Emma will receive $500 cash, as well as a $500 book
grant for her school library—and her poem will be displayed on posters
throughout New Zealand. In addition, Emma and the nine other finalists will
attend a poetry masterclass at the International Institute of Modern Letters,
with accommodation courtesy of the Bolton Hotel. The New Zealand Association
for the Teaching of English has provided support for the masterclass.
All 10
finalists receive a package of literary prizes and subscriptions from the New
Zealand Book Council, New Zealand Society of Authors, Victoria University
Press, New Zealand literary journals Sport and Landfall, and Booksellers New Zealand.

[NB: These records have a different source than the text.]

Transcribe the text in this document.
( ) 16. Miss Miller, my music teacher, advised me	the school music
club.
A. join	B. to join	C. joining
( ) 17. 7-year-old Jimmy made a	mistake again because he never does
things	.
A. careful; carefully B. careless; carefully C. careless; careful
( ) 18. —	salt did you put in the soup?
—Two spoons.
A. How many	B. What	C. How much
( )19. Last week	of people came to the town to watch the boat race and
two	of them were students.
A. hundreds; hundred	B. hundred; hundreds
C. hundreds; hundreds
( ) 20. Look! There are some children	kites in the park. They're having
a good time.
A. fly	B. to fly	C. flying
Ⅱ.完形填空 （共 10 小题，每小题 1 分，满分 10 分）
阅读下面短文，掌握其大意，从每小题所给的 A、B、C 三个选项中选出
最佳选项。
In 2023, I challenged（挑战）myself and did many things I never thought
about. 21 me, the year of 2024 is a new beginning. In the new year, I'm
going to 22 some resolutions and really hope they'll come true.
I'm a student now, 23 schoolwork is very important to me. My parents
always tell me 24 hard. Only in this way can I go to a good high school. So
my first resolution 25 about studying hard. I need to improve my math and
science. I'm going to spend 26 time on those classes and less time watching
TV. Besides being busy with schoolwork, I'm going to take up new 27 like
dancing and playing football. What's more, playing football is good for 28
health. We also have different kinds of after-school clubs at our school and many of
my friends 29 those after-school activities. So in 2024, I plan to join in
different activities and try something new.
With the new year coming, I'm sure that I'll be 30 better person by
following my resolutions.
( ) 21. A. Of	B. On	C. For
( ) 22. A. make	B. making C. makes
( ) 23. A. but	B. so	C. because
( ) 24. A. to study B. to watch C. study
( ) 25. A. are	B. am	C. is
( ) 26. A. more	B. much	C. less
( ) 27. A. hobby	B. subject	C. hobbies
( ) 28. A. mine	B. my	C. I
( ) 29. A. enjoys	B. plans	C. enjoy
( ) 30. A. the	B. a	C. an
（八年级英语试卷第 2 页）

The other finalists are Ruby Solly, Western
Heights High School; Didi Hughes, The
Correspondence School, Tokomaru Bay; Isabelle McNeur, Unlimited Paenga Tawhiti;
Madeleine Ballard, Diocesan School for Girls; Philippa McMenamin, Villa Maria
College; Abigal Mossman, The Correspondence School, Fielding; Holly Brendling, Baradene
College; Bryony Campbell, Wellington East Girls' College; and Timothy Fraser, Hutt
International Boys' School.
The
National Schools Poetry Award has been providing a forum for young writers
since 2003.
inadequately blue.
the sky folds open every morning like origami
and i fold out with it, like butterflies, like pretty birds, lifting away, only to be caught in the creases of the ocean.
they say that if you make one thousand
paper cranes, you get a wish. if my fingers did not ache, i would fold and fold and fold until i got not one wish, but a million, and i would scatter them across the sea and kiss the feathers that wash up on the shore each year.
my lipstick stains are stuck on the softest things in the world
like clouds and the boy who didn't say goodbye. he dipped his finger into sunsets and painted my eyes red, orange, fire, and i would spread that burn out across the ocean but my fingers shake and nothing comes out of my mouth but air.